Eppure. Che ne so di cosa si agitava nel suo cuore negli ultimi mesi e più ancora negli ultimi giorni, intuendo a cosa sarebbe andato incontro, perfettamente vigile ed orientato, quando alla mia domanda sorridente “come andiamo oggi, Maresciallo?” rispondeva a gesti “e come vuole che vada? Sto morendo”; non potrò mai comprendere quali immagini si dipingevano dietro le sue palpebre quando tentava di gridare di staccare tutto, di non fare più niente, di lasciarlo morire; non sarò mai abbastanza sapiente da discernere se per un uomo sia meglio avere una fibra forte e sopportare settimane di agonia per separarsi dolcemente e poco a poco dalla vita oppure avere un cuore debole, che al primo accenno di edema polmonare, si dispone al riposo.

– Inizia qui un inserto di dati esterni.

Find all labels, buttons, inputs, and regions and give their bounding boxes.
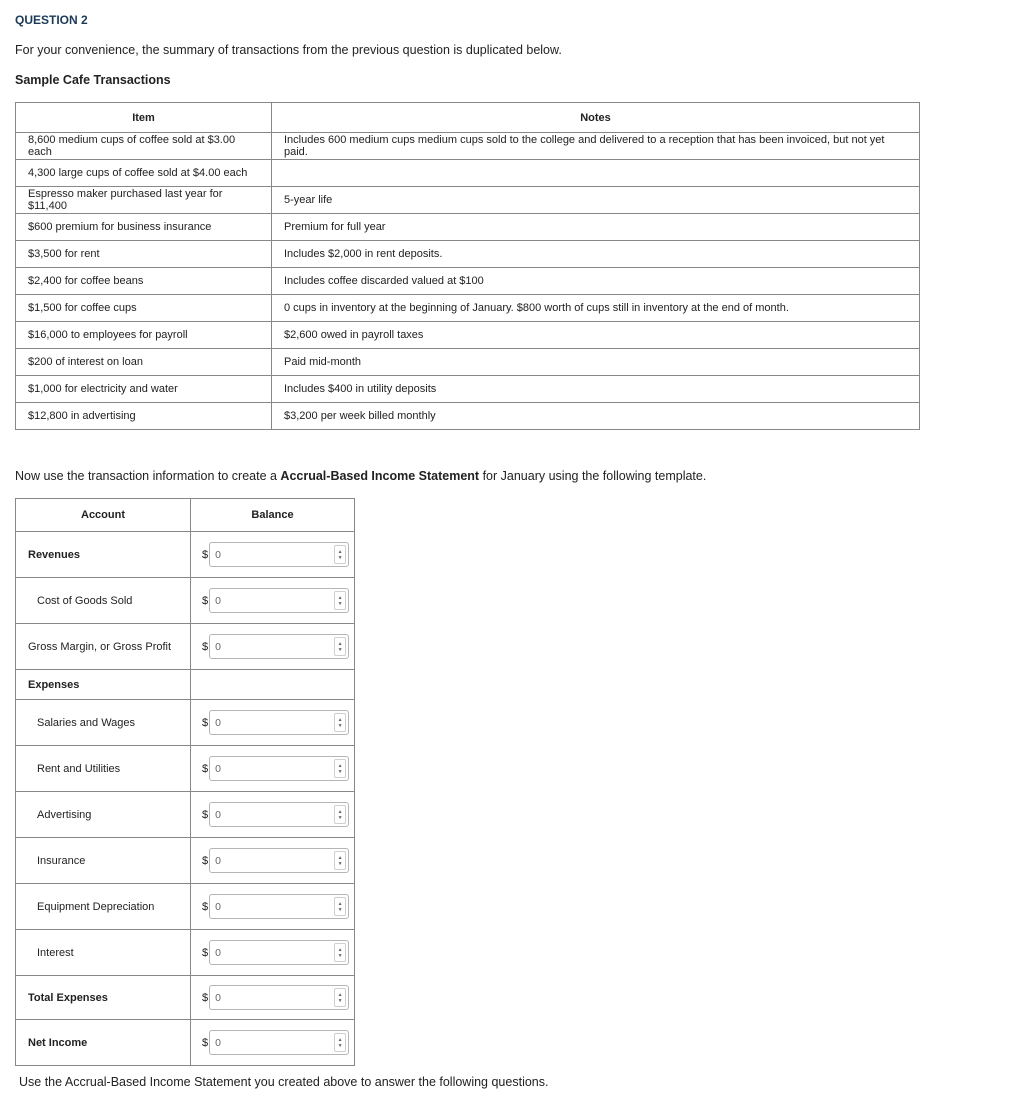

So per certo però che ho il dovere di non sprecare gli ultimi giorni di vita di un uomo, di non lasciarlo assopito nel suo letto come se fosse già morto, visitarlo come se fosse già morto, toccarlo come se fosse già morto, parlarne come se fosse già morto; mi rendo conto sempre di più che non posso entrare in ospedale pensando di non sorridere: il sorriso è troppo prezioso; loro sentono terribilmente il sorriso, perché dice che non stanno sopravvivendo solo per morire più tardi, solo perché il loro corpo si rifiuta di lasciare la presa ma perché possono ancora ricevere e possono ancora dare. Ci ha ringraziati “per tutto”, con le lacrime agli occhi: a me non hanno fatto paura quelle lacrime, le avevo anche io; mi ha fatto paura la sua paura davanti all’ultimo istante, quella paura che è così ben conficcata nel nostro cuore da avere pudore a vederla negli altri.

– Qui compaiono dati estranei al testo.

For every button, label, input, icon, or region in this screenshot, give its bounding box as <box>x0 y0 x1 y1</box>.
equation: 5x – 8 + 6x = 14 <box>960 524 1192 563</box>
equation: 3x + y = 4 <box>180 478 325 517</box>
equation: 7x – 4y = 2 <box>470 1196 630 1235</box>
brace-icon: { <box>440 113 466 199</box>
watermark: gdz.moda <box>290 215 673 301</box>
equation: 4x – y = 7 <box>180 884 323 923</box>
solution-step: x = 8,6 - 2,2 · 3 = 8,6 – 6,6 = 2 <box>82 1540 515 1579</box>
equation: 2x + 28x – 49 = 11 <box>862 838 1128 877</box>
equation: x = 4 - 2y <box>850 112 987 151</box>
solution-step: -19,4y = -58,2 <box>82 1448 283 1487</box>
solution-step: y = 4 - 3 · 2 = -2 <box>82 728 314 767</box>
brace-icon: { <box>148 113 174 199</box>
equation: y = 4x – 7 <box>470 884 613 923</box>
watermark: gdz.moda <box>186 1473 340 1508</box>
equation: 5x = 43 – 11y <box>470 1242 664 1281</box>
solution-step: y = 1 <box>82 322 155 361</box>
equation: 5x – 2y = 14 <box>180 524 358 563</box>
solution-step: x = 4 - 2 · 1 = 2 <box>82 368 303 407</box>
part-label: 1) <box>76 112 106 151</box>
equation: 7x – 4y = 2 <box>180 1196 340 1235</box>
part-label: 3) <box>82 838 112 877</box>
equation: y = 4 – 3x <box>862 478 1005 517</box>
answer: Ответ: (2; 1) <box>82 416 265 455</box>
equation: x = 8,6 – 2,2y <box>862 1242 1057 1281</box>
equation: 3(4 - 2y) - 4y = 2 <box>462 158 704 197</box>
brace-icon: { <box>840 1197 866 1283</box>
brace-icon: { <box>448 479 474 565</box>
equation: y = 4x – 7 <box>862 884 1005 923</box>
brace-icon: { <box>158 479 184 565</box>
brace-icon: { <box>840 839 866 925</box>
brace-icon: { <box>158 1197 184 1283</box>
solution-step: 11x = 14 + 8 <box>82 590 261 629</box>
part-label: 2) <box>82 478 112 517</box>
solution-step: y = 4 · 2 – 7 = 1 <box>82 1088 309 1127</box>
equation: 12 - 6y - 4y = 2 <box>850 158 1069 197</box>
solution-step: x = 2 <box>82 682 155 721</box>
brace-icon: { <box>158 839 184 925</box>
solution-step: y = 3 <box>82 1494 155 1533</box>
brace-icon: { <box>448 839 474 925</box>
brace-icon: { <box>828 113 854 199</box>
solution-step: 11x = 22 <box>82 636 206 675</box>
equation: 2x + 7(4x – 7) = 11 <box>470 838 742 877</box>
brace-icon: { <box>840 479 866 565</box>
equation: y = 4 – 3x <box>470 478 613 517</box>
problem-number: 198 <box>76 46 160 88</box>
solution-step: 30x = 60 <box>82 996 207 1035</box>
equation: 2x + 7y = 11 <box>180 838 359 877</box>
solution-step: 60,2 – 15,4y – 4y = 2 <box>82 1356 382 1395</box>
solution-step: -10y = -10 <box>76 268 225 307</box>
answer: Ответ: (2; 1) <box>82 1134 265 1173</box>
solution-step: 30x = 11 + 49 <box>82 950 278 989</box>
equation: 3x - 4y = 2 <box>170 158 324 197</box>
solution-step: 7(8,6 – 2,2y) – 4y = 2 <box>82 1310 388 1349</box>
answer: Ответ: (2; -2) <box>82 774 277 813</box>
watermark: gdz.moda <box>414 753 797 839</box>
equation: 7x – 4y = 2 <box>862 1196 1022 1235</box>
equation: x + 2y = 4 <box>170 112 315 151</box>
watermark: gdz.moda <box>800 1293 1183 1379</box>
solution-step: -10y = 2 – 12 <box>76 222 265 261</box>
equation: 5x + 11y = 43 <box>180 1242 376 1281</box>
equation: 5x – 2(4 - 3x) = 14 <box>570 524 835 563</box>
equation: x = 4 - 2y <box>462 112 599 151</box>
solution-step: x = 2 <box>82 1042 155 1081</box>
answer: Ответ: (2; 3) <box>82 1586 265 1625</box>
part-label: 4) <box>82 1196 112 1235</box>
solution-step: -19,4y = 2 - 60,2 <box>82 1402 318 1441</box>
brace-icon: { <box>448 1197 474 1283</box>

E allora l’ho accarezzato, come al solito, come ogni mattina, sulle guance e sulla fronte, gli ho stretto forte la mano e ho sostenuto il suo sguardo perché sapesse che c’eravamo, che lo accompagnavamo e che non aveva sbagliato a riporre la sua fiducia in noi, volendo trascorrere in ospedale gli ultimi momenti, piuttosto che rimanere a morire nel suo letto. Si è congedato da noi con la gentilezza con cui ci si era proposto, dai suoi nipotini con la dolcezza di non rifiutare la loro visita, dai suoi figli con la serenità di sostenere il suo rifiuto all’accanimento terapeutico, dalla moglie con la consapevolezza di aver camminato con lei fin dove poteva.

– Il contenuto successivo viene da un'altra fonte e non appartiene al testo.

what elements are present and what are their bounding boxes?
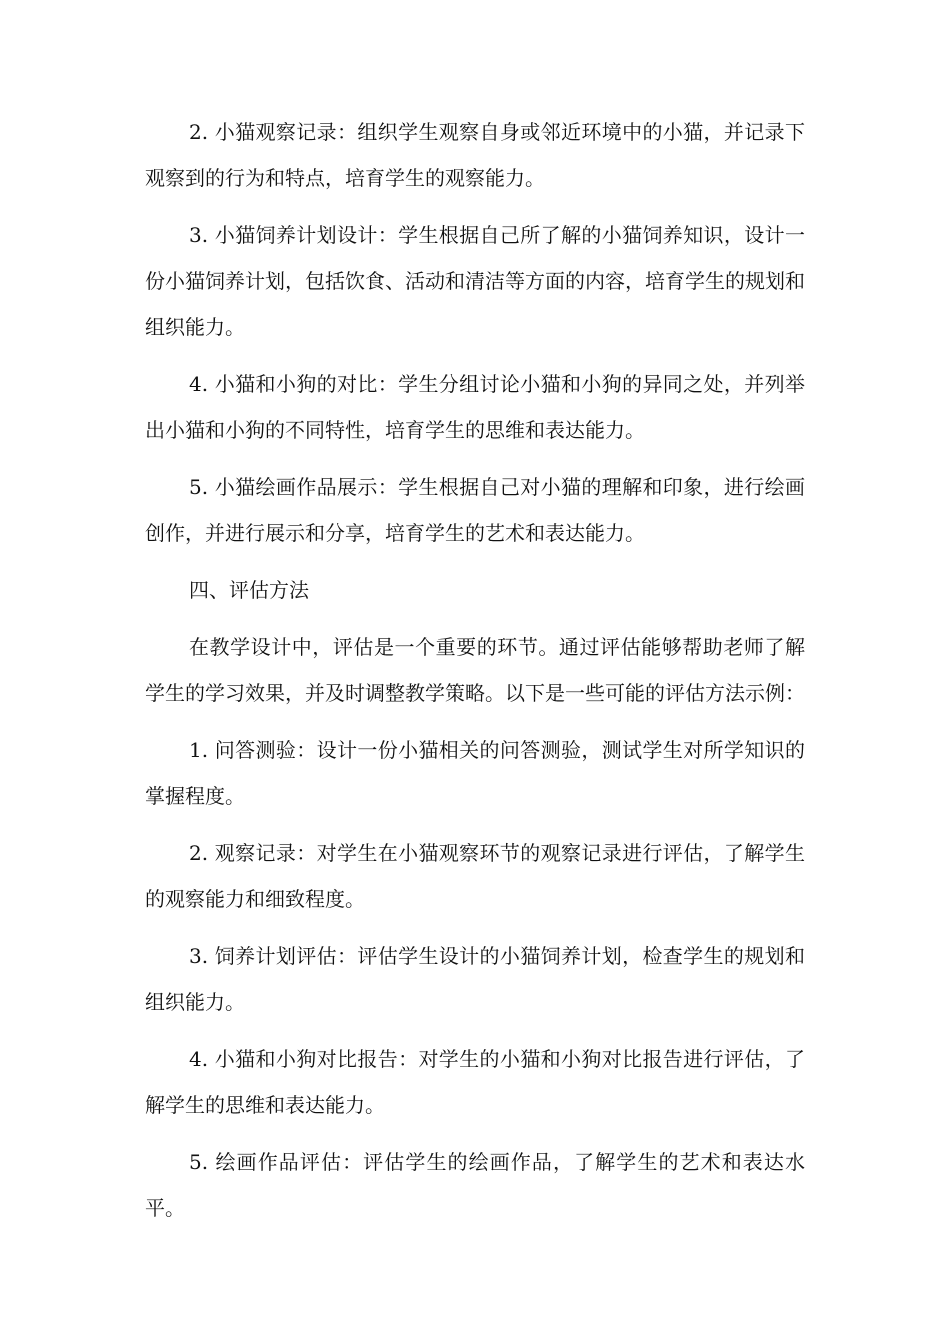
paragraph-observation-eval: 2. 观察记录：对学生在小猫观察环节的观察记录进行评估，了解学生的观察能力和细致程度。 <box>145 841 805 911</box>
paragraph-drawing-eval: 5. 绘画作品评估：评估学生的绘画作品，了解学生的艺术和表达水平。 <box>145 1150 805 1220</box>
paragraph-cat-observation: 2. 小猫观察记录：组织学生观察自身或邻近环境中的小猫，并记录下观察到的行为和特点，培育学生的观察能力。 <box>145 120 805 190</box>
paragraph-evaluation-intro: 在教学设计中，评估是一个重要的环节。通过评估能够帮助老师了解学生的学习效果，并及时调整教学策略。以下是一些可能的评估方法示例： <box>145 635 805 705</box>
paragraph-comparison-report: 4. 小猫和小狗对比报告：对学生的小猫和小狗对比报告进行评估，了解学生的思维和表达能力。 <box>145 1047 805 1117</box>
paragraph-quiz: 1. 问答测验：设计一份小猫相关的问答测验，测试学生对所学知识的掌握程度。 <box>145 738 805 808</box>
document-page <box>145 109 805 1231</box>
section-heading-evaluation: 四、评估方法 <box>189 578 309 602</box>
paragraph-cat-dog-comparison: 4. 小猫和小狗的对比：学生分组讨论小猫和小狗的异同之处，并列举出小猫和小狗的不同特性，培育学生的思维和表达能力。 <box>145 372 805 442</box>
paragraph-drawing-showcase: 5. 小猫绘画作品展示：学生根据自己对小猫的理解和印象，进行绘画创作，并进行展示和分享，培育学生的艺术和表达能力。 <box>145 475 805 545</box>
paragraph-feeding-eval: 3. 饲养计划评估：评估学生设计的小猫饲养计划，检查学生的规划和组织能力。 <box>145 944 805 1014</box>
paragraph-feeding-plan: 3. 小猫饲养计划设计：学生根据自己所了解的小猫饲养知识，设计一份小猫饲养计划，包括饮食、活动和清洁等方面的内容，培育学生的规划和组织能力。 <box>145 223 805 339</box>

Ed è morto con qualcuno di noi, perché morire durante un turno di guardia in cui tutti i medici non sono del reparto è troppo brutto. Ed è svanita tutta la sofferenza, tutto l’orrore, tutta la greve atmosfera che pesava su quelle ultime due stanze del reparto: l’altro higlander se n’era andato il giorno prima, nel suo letto. Rimane solo il sollievo, perché tutto è compiuto e i commenti degli infermieri e dei colleghi, “perché era una brava persona”.
Il Maresciallo se n’è andato. Davanti alla morte siamo tutti uguali, non contano titoli, onori, ricchezze ma certi ruoli, ai più fortunati, rimangono addosso per sempre. E se i pazienti sono tutti “Signori”, qualcuno è anche “Dottore”, “Professore”, “Maresciallo”. Da parte nostra, forse, riconoscere questa fusione tra la persona e il ruolo che aveva nella società, persino in un letto di ospedale, è un modo per vedere l’Uomo oltre la malattia, oltre il numero di registro; è restituire all’ammalato la dignità che merita per il solo fatto di stare lì, nudo, davanti a noi, vestiti. Che non sia mai un bieco strumento di potere asservito ad altrettanto immondi favoritismi verso “il Dottore” piuttosto che verso “lo straniero, il tossicodipendente, la casalinga,…”, perché davanti alla sofferenza siamo tutti uguali e ciò che ci distingue è solo quanto riusciamo a non diventare cattivi.